Effectivement. Le fascisme a mis l’Europe à feu et à sang au milieu du siècle dernier et s’est depuis décliné en de multiples avatars ; il revient au goût du jour un peu partout, modifié et renforcé par les changements du monde. Il est ici porté par Bolloré et consorts, là-bas par Trump, il s’appelle ailleurs Poutine ou Khomeini. Et face au fascisme, oui, il y a deux camps. Il y a celles et ceux qui y trouvent leur compte, l’aident ou le laissent faire ; et puis il y a celles et ceux qui s’y opposent. Je sais ce que je choisis.

Soit nous réapprenons à nous opposer sans nous haïr, à débattre sans nous détruire, à convaincre sans désigner des cibles. Soit nous capitulons devant la violence en la laissant prendre possession de nos rues, de nos esprits, de nos vies.

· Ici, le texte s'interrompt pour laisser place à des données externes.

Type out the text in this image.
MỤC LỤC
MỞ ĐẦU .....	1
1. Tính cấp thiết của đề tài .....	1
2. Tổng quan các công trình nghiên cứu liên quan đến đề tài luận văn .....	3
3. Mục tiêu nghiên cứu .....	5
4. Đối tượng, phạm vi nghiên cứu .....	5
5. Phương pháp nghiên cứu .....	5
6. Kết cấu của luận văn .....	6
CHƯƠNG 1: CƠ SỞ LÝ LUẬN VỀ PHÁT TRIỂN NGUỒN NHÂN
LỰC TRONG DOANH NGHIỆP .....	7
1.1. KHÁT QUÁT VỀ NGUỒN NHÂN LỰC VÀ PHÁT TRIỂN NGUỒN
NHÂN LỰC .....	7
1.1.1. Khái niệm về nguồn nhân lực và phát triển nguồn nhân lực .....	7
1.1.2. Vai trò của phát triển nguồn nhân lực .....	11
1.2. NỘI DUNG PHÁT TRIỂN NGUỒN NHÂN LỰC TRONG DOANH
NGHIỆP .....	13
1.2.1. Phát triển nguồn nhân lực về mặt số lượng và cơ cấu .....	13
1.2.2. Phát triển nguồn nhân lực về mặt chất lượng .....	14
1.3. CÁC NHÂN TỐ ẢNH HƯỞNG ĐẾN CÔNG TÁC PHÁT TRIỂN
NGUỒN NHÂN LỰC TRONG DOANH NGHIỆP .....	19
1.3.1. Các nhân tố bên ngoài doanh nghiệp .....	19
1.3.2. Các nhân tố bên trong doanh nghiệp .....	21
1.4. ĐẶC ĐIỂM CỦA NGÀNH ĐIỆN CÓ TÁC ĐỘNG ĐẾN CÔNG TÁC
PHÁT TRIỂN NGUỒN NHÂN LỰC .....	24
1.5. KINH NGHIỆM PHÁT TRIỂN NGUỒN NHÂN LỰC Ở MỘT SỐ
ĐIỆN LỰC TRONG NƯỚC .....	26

Faisons comme ça. Et commençons par ne pas tomber dans le piège de ceux qui, précisément, n’ont de cesse de vouloir fracturer la nation en prêchant la haine et le rejet au service du suprémacisme blanc. Laisser faire la justice ; ne laisser impunies ni les attaques de locaux, ni injures et menace de mort ou de viol subies à gauche depuis des jours. Et ne pas laisser tout ce que l’Europe compte de groupes néofascistes manifester à Lyon ce samedi.